In [0]:
%sql
create or replace table pubmed_db.coautor_all
select distinct pmid, substr(year, 1, 4) AS year, authors from pubmed_temp_filtrado
where  substr(year,1,4) in (  2020 , 2021, 2022, 2023, 2024 , 2025) and authors.orcid is not null


num_affected_rows,num_inserted_rows


## CREAR ARISTAS Y NODOS

In [0]:


from pyspark.sql.functions import explode, col, regexp_replace, count, coalesce

# 1. Leer tabla con autores
df_pubmed = spark.table("pubmed_db.coautor_all")

# 2. Explode autores, filtrar ORCID válido
df_authors = df_pubmed.select("pmid", explode("authors").alias("author")) \
    .select(
        "pmid",
        regexp_replace(col("author.orcid"), "https://orcid.org/", "").alias("orcid"),
        col("author.fullname").alias("author_name")
    ).filter(col("orcid").rlike("^[0-9]{4}-[0-9]{4}-[0-9]{4}-[0-9]{4}$"))

# 3. Crear aristas de coautoría (pares de ORCID por artículo)
df_edges = df_authors.alias("a1").join(df_authors.alias("a2"), on="pmid") \
    .filter(col("a1.orcid") < col("a2.orcid")) \
    .select(col("a1.orcid").alias("src"), col("a2.orcid").alias("dst"))

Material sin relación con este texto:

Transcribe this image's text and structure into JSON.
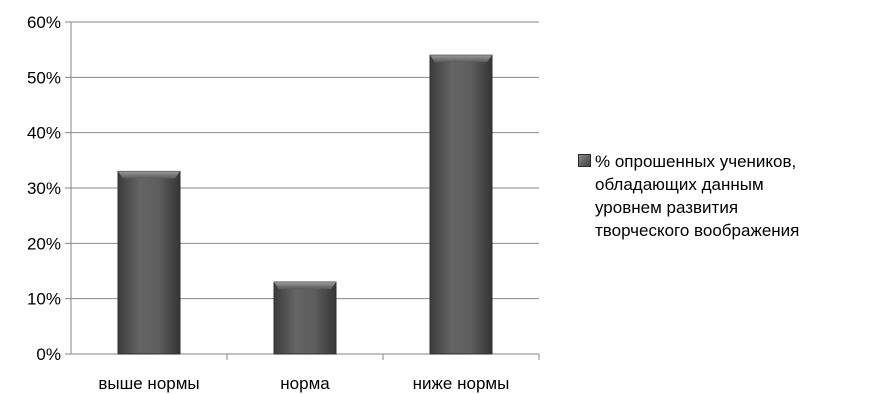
{
  "chart_data": {
    "type": "bar",
    "categories": [
      "выше нормы",
      "норма",
      "ниже нормы"
    ],
    "series": [
      {
        "name": "% опрошенных учеников, обладающих данным уровнем развития творческого воображения",
        "values": [
          33,
          13,
          54
        ]
      }
    ],
    "y_ticks": [
      "0%",
      "10%",
      "20%",
      "30%",
      "40%",
      "50%",
      "60%"
    ],
    "ylim": [
      0,
      60
    ],
    "grid": true,
    "legend_position": "right",
    "colors": {
      "bar": "#595959",
      "bar_edge": "#2f2f2f",
      "grid": "#868686"
    }
  },
  "legend": {
    "lines": [
      "% опрошенных учеников,",
      "обладающих данным",
      "уровнем развития",
      "творческого воображения"
    ]
  }
}
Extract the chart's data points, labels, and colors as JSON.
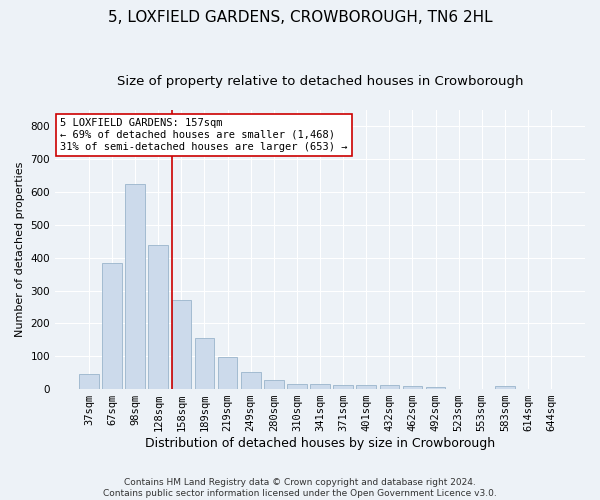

# 4. Calcular peso (número de colaboraciones)
df_weighted_edges = df_edges.groupBy("src", "dst").count().withColumnRenamed("count", "weight")

# 5. Calcular grado para cada autor
df_degree_src = df_weighted_edges.groupBy("src").agg(count("*").alias("degree_src"))
df_degree_dst = df_weighted_edges.groupBy("dst").agg(count("*").alias("degree_dst"))

df_degree = df_degree_src.join(df_degree_dst, df_degree_src.src == df_degree_dst.dst, "full_outer") \
    .selectExpr(
        "coalesce(src, dst) as orcid",
        "coalesce(degree_src, 0) + coalesce(degree_dst, 0) as degree"
    )

# 6. Unir nombres y grado
df_authors_unique = df_authors.select("orcid", "author_name").distinct()

df_nodes = df_authors_unique.join(df_degree, on="orcid", how="left").fillna(0)

# 7. Guardar tablas en Delta (reemplaza rutas según tu workspace)
df_nodes.write.format("delta").mode("overwrite").saveAsTable("pubmed_coauthor_nodes_all")
df_weighted_edges.write.format("delta").mode("overwrite").saveAsTable("pubmed_coauthor_edges_all")

# 8. Mostrar muestra pequeña para visualización (100 nodos + aristas relacionadas)
sample_nodes = df_nodes.limit(100).select("orcid").collect()
sample_ids = [row["orcid"] for row in sample_nodes]

sample_edges = df_weighted_edges \
    .filter((col("src").isin(sample_ids)) & (col("dst").isin(sample_ids)))

display(df_nodes.filter(col("orcid").isin(sample_ids)))
display(sample_edges)

orcid,author_name,degree
0000-0003-2008-3328,Douwe de Boer,1
0000-0001-9175-2678,Marek Kretowski,3
0000-0002-2161-6934,Zhanshan Wang,29
0000-0002-7333-4883,Fatih Kılıç,63
0000-0002-7333-4883,Fatih Kilic,63
0000-0002-7333-4883,Fatih Kiliç,63
0000-0003-3508-2563,Başak Kayhan,9
0000-0001-5113-7929,Martina Turk,4
0000-0002-7557-3124,David L Sacks,9
0000-0002-7557-3124,David Sacks,9


src,dst,weight
0000-0001-9213-2067,0000-0002-7970-3643,2
0000-0002-3423-1830,0009-0004-3523-8083,1
0000-0001-9870-2315,0000-0002-7788-6079,1
0000-0002-0856-3452,0000-0002-2940-9235,12
0000-0001-8167-3837,0000-0002-7333-4883,7
0000-0001-5955-2748,0000-0002-5401-8324,2
0000-0002-1374-0783,0000-0003-3508-2563,2


## Crear **visualizaacion**

In [0]:


# ------------------------------
# 0) Librerías
# ------------------------------
import networkx as nx
import pandas as pd
import matplotlib.cm as cm
import matplotlib.colors as mcolors
from pyspark.sql.functions import col

# ------------------------------
# 1) Pasa muestra a Pandas
# ------------------------------
# Filtra solo los nodos en la muestra (por ejemplo ORCID)
nodes_pd = df_nodes.filter(col("orcid").isin(sample_ids)).toPandas()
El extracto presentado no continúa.